«A MÃO NO SACO»
«Uma pessoa entra no mundo das
fundações (de qualquer género) e fica estupefacta com a desordem e a estranha
ambiguidade a que ele chegou.
Que se trata de meter a mão no saco do Estado e
no bolso do contribuinte: nenhuma dúvida. Mas não se esperava os requintes de
invenção e tortuosidade da coisa.
O assunto, em que a imprensa mal tocou,
merecia um livro de mil páginas não um artigo de 30 linhas. Comecemos pela
Gulbenkian (pedindo desculpa a Artur Santos Silva que só lá entrou ontem).
Mas quem me explica a mim por que
misteriosa razão a Gulbenkian (que é uma das fundações mais ricas da Europa)

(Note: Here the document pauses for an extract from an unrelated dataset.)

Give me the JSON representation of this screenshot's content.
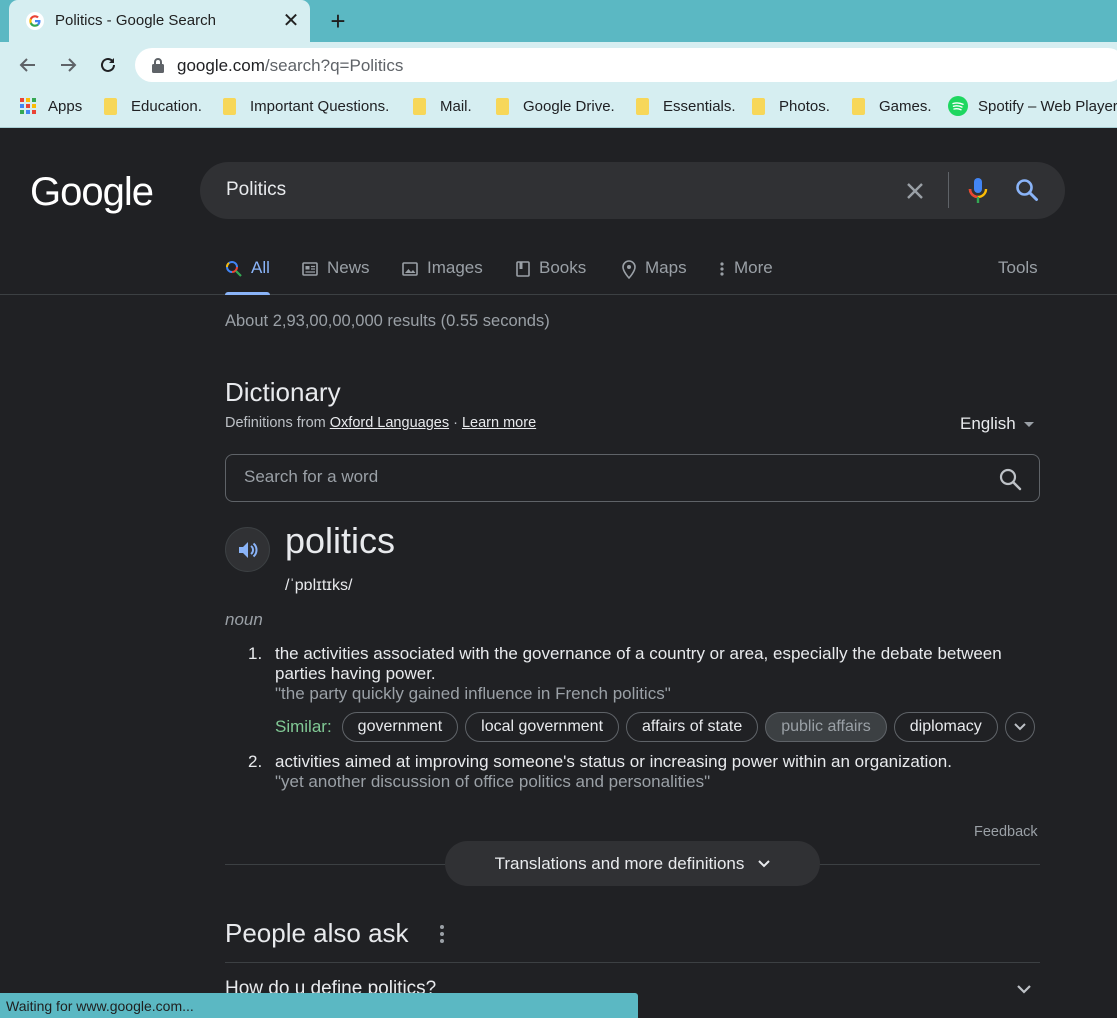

recebeu do Estado, entre 2008 e 2010, 13 483 milhões de euros?
E quem me dá
uma justificação aceitável do facto inaceitável de a Gulbenkian continuar a ser
uma "fundação pública de direito privado", em vez de ser, numa
sociedade democrática, simplesmente uma fundação de direito privado, quando com
o estatuto que tem agora o governo pode, quando quiser, "designar ou
destituir a maioria dos titulares dos órgãos de administração"?
E quem me
explica a inexplicável existência da Fundação Caixa Geral de Depósitos (a
Culturgest)? Não é a Caixa um banco do Estado? Não há no Estado uma Secretaria
ou um Ministério da Cultura?
Ou a existência da Fundação Batalha de Aljubarrota
(que nos gastou desde 2008 a 2010, um milhão e 900 mil euros) dedicada a
"reconstruir" (palavra de honra) o "campo militar" e as
"circunstâncias" (não estou a inventar) desse memorável combate (que,
de resto, a tropa inglesa ganhou por nós?

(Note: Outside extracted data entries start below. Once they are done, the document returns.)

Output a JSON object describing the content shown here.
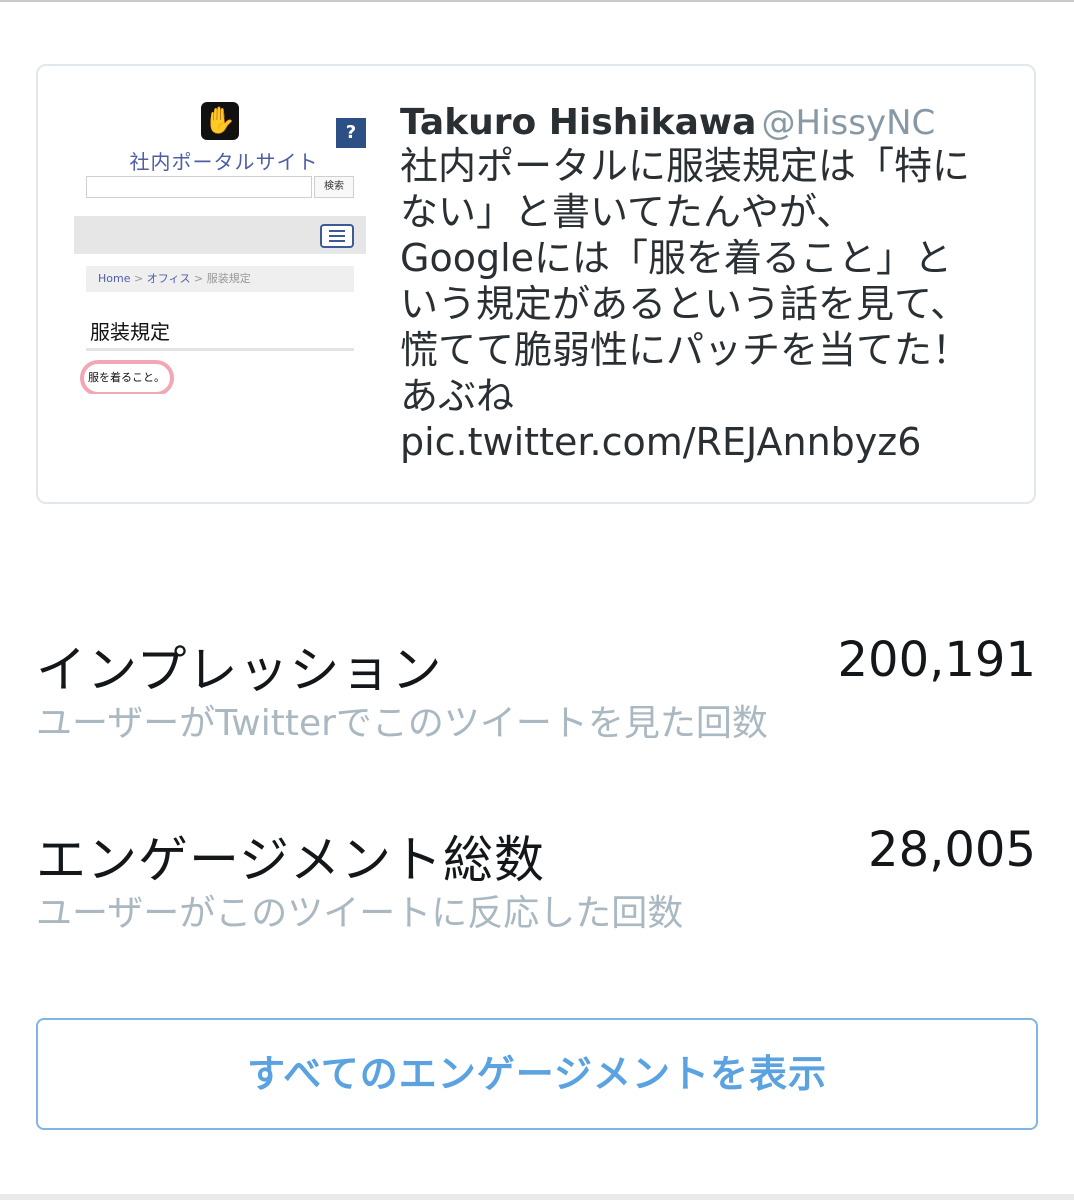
{
  "tweet": {
    "author_name": "Takuro Hishikawa",
    "author_handle": "@HissyNC",
    "body_lines": [
      "社内ポータルに服装規定は「特に",
      "ない」と書いてたんやが、",
      "Googleには「服を着ること」と",
      "いう規定があるという話を見て、",
      "慌てて脆弱性にパッチを当てた！",
      "あぶね"
    ],
    "link": "pic.twitter.com/REJAnnbyz6",
    "thumbnail": {
      "logo_icon": "hand-logo-icon",
      "help_icon": "?",
      "site_title": "社内ポータルサイト",
      "search_button": "検索",
      "breadcrumb": {
        "home": "Home",
        "sep1": " > ",
        "office": "オフィス",
        "sep2": " > ",
        "current": "服装規定"
      },
      "page_heading": "服装規定",
      "dress_code_text": "服を着ること。"
    }
  },
  "metrics": {
    "impressions": {
      "label": "インプレッション",
      "value": "200,191",
      "description": "ユーザーがTwitterでこのツイートを見た回数"
    },
    "engagements": {
      "label": "エンゲージメント総数",
      "value": "28,005",
      "description": "ユーザーがこのツイートに反応した回数"
    }
  },
  "view_all_button": "すべてのエンゲージメントを表示",
  "colors": {
    "accent": "#5aa2e0",
    "muted_text": "#aab8c2",
    "card_border": "#e1e8ed"
  }
}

Ou a da Fundação Navegar (800 mil
euros no mesmo prazo), que pretende o "desenvolvimento cultural artístico
e científico de Espinho"? Ou a Fundação Carnaval de Ovar (750 mil euros),
que sempre foi, como se sabe, um acontecimento mundial?
Ou dezenas de outras
fantasias, quase todas sem o mais leve senso e todas sem o mais leve escrúpulo.
Este espaço não basta para contar e analisar a história aberrante das
fundações.
Mas basta para dizer que o Estado (ou seja, a maioria dos governos
democráticos) deixou crescer este monstro e o alimentou durante mais de 30
anos, sobre as costas do cidadão que hoje resolveu patrioticamente
espremer.
E também chega para notar que os pretextos mais comuns desta razia
silenciosa e prática, sempre invocada em tom indiscutível e beato, são dois,
cultura e artes, com a ciência a grande distância.
Isto é, as
fundações servem fundamentalmente para recolher e sustentar a iliteracia e a
ignorância indígena (por exemplo 13672 funcionários nas fundações que Passos
Coelho pensa fechar).
E o que é que sucedia ao País se ele amanhã parasse de estipendiar
esta turba sem nome? Nada, queridos portugueses, rigorosamente nada.
E talvez, com
isso, o governo adquirisse alguma confiança e dignidade.»